Er wird Fusionsturbo genannt: Renato Sinelli, ehemaliger Gemeindeammann von Ehrendingen, hat zwei Feuerwehren fusioniert, 2006 Unter- und Oberehrendingen zusammengeschlossen und darüber hinaus in einer Firma gearbeitet, die auch fusioniert hat. Zum Thema Fusionen hält er regelmässig Vorträge. Die Diskussionen um eine Grossstadt Baden (siehe Box) wollte er erst nicht kommentieren – liess sich jetzt aber doch noch zu einem kurzen Interview überreden.

«Die Bevölkerung muss spüren, dass Politiker und Verwaltung zu hundert Prozent hinter einer Fusion stehen.»

«Die Bevölkerung muss spüren, dass Politiker und Verwaltung zu hundert Prozent hinter einer Fusion stehen.»

Renato Sinelli, Sie tragen den Übernamen Fusionsturbo. Erklären Sie uns bitte, was es braucht, damit eine Fusion zustande kommt.

Sinelli : Schwierige Frage, das kann man nicht in ein paar Sätzen sagen. Es gibt kein Grundrezept. Wichtig ist, dass die Bevölkerung spürt: Die Politiker und die Verwaltung stehen zu hundert Prozent hinter dieser Idee, sind voll für eine Fusion. Man muss diesen Willen spüren.

Das war in Ennetbaden nicht der Fall: Die Gemeinderäte haben sich weder für noch gegen eine Fusion mit Baden ausgesprochen – und sich an der Gemeindeversammlung gar der Stimme enthalten. Ein Fehler?

Es ist nicht an mir, dies zu beurteilen.

Warum ist von Politikern in Fusionsfragen häufig Zurückhaltung zu spüren?

Weil sie wiedergewählt werden möchten und niemanden vor den Kopf stossen wollen.

Fusionen scheitern häufig an der Urne – weshalb?

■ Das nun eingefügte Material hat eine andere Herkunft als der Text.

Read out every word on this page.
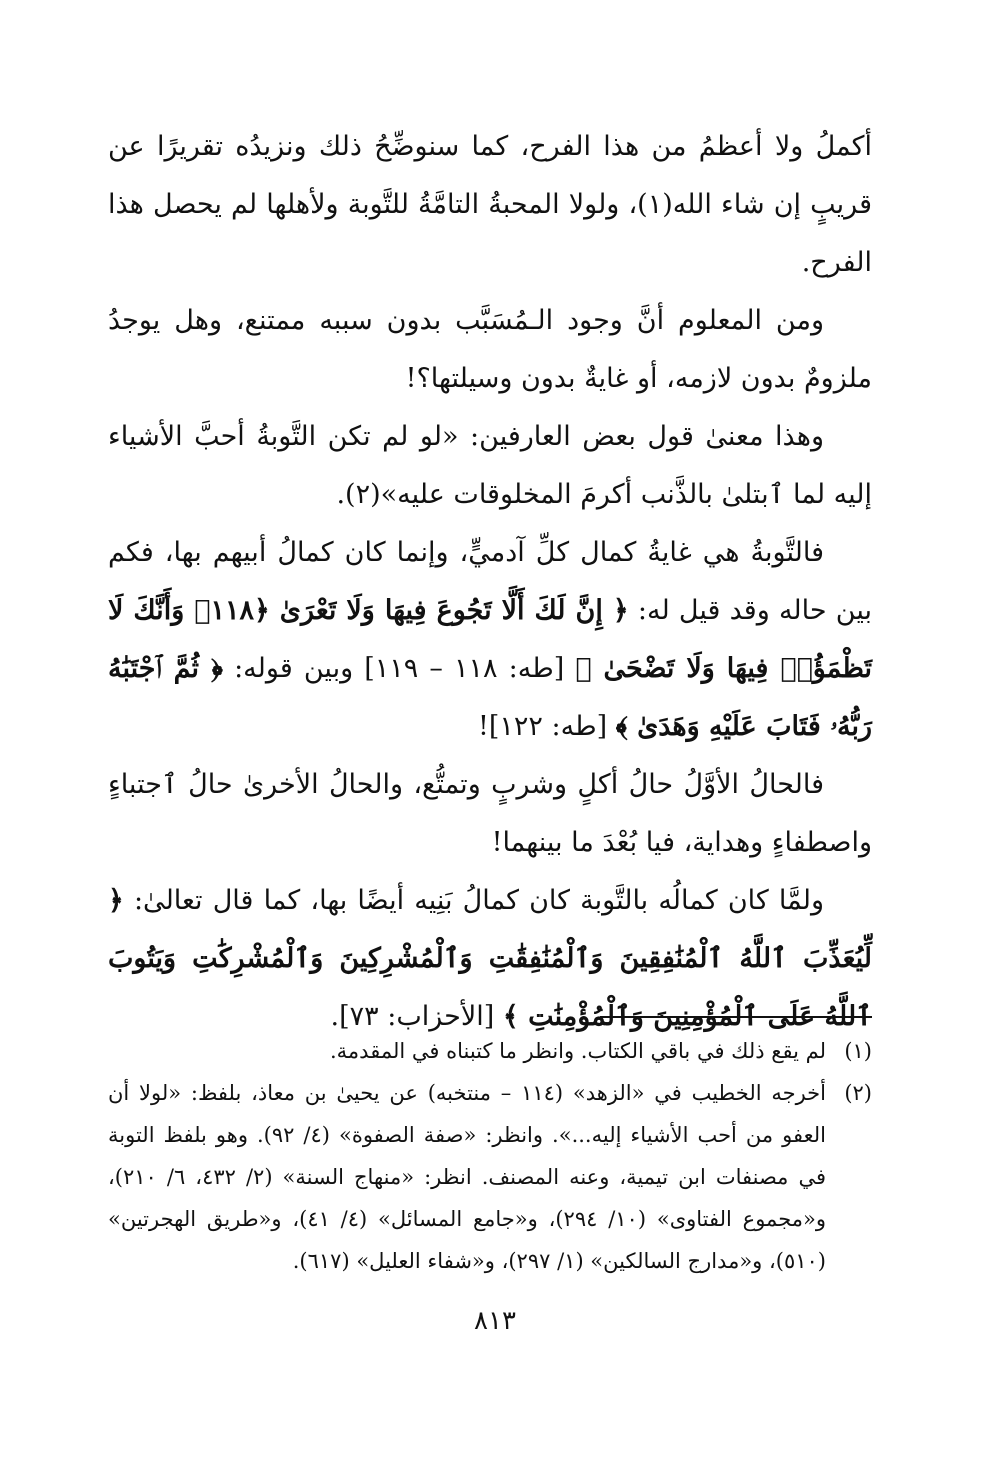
أكملُ ولا أعظمُ من هذا الفرح، كما سنوضِّحُ ذلك ونزيدُه تقريرًا عن قريبٍ إن شاء الله(١)، ولولا المحبةُ التامَّةُ للتَّوبة ولأهلها لم يحصل هذا الفرح.

ومن المعلوم أنَّ وجود الـمُسَبَّب بدون سببه ممتنع، وهل يوجدُ ملزومٌ بدون لازمه، أو غايةٌ بدون وسيلتها؟!

وهذا معنىٰ قول بعض العارفين: «لو لم تكن التَّوبةُ أحبَّ الأشياء إليه لما ٱبتلىٰ بالذَّنب أكرمَ المخلوقات عليه»(٢).

فالتَّوبةُ هي غايةُ كمال كلِّ آدميٍّ، وإنما كان كمالُ أبيهم بها، فكم بين حاله وقد قيل له: ﴿ إِنَّ لَكَ أَلَّا تَجُوعَ فِيهَا وَلَا تَعْرَىٰ ﴿١١٨﴾ وَأَنَّكَ لَا تَظْمَؤُا۟ فِيهَا وَلَا تَضْحَىٰ ﴾ [طه: ١١٨ – ١١٩] وبين قوله: ﴿ ثُمَّ ٱجْتَبَٰهُ رَبُّهُۥ فَتَابَ عَلَيْهِ وَهَدَىٰ ﴾ [طه: ١٢٢]!

فالحالُ الأوَّلُ حالُ أكلٍ وشربٍ وتمتُّع، والحالُ الأخرىٰ حالُ ٱجتباءٍ واصطفاءٍ وهداية، فيا بُعْدَ ما بينهما!

ولمَّا كان كمالُه بالتَّوبة كان كمالُ بَنِيه أيضًا بها، كما قال تعالىٰ: ﴿ لِّيُعَذِّبَ ٱللَّهُ ٱلْمُنَٰفِقِينَ وَٱلْمُنَٰفِقَٰتِ وَٱلْمُشْرِكِينَ وَٱلْمُشْرِكَٰتِ وَيَتُوبَ ٱللَّهُ عَلَى ٱلْمُؤْمِنِينَ وَٱلْمُؤْمِنَٰتِ ﴾ [الأحزاب: ٧٣].

(١)
لم يقع ذلك في باقي الكتاب. وانظر ما كتبناه في المقدمة.
(٢)
أخرجه الخطيب في «الزهد» (١١٤ – منتخبه) عن يحيىٰ بن معاذ، بلفظ: «لولا أن العفو من أحب الأشياء إليه...». وانظر: «صفة الصفوة» (٤/ ٩٢). وهو بلفظ التوبة في مصنفات ابن تيمية، وعنه المصنف. انظر: «منهاج السنة» (٢/ ٤٣٢، ٦/ ٢١٠)، و«مجموع الفتاوى» (١٠/ ٢٩٤)، و«جامع المسائل» (٤/ ٤١)، و«طريق الهجرتين» (٥١٠)، و«مدارج السالكين» (١/ ٢٩٧)، و«شفاء العليل» (٦١٧).
٨١٣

Häufig kommt in der reicheren Gemeinde das Gefühl auf, sie müsse nach einer Fusion den ärmeren Partner finanzieren. Das war im Falle von Baden und Neuenhof im Jahr 2010 der Fall. Dabei wäre es doch besser, wenn das Geld im Ostaargau bleiben würde, anstatt im Finanzausgleich zu landen. Damals kam hinzu, dass wenige Gegner es schafften, Ängste zu schüren, zum Beispiel vor einem steigenden Ausländeranteil. Dabei blendeten viele aus, dass die jungen Neuenhofer mit ausländischem Pass nach einer Fusion nicht öfter und nicht seltener in Baden anzutreffen wären.

Würde eine Fusion zwischen Ennetbaden, Neuenhof und Baden heute denn Sinn machen?

Auf alle Fälle. Kleine Strukturen, wie sie derzeit herrschen, haben meiner Meinung nach langfristig keine Perspektiven mehr. Die Gemeinden sind bereits heute derart vernetzt und bilden einen einzigen Lebensraum. Vor dem Computerzeitalter habe ich oft den Spruch gemacht, dass die Leute häufiger im Gemeindehaus anzutreffen sind als in der Beiz. Mit dem Internet hat sich dies geändert. Es braucht jetzt zwar noch alle Mitarbeiter, aber nicht mehr überall ein Gemeindehaus.

Was halten Sie von der Idee einer Regionalstadt, mit allen um Baden liegenden Gemeinden?

Diese Idee sollte man unbedingt genau anschauen. Ich würde mir wünschen, dass eine solche Regionalstadt irgendwann Realität wird. Erstaunt bin ich, dass bisher weder aus Ennetbaden noch Baden von offizieller Seite Signale in diese Richtung zu hören waren. Ich hoffe, das ändert bald. Ich bin aber sicher, dass diese Diskussionen wieder aufgenommen werden.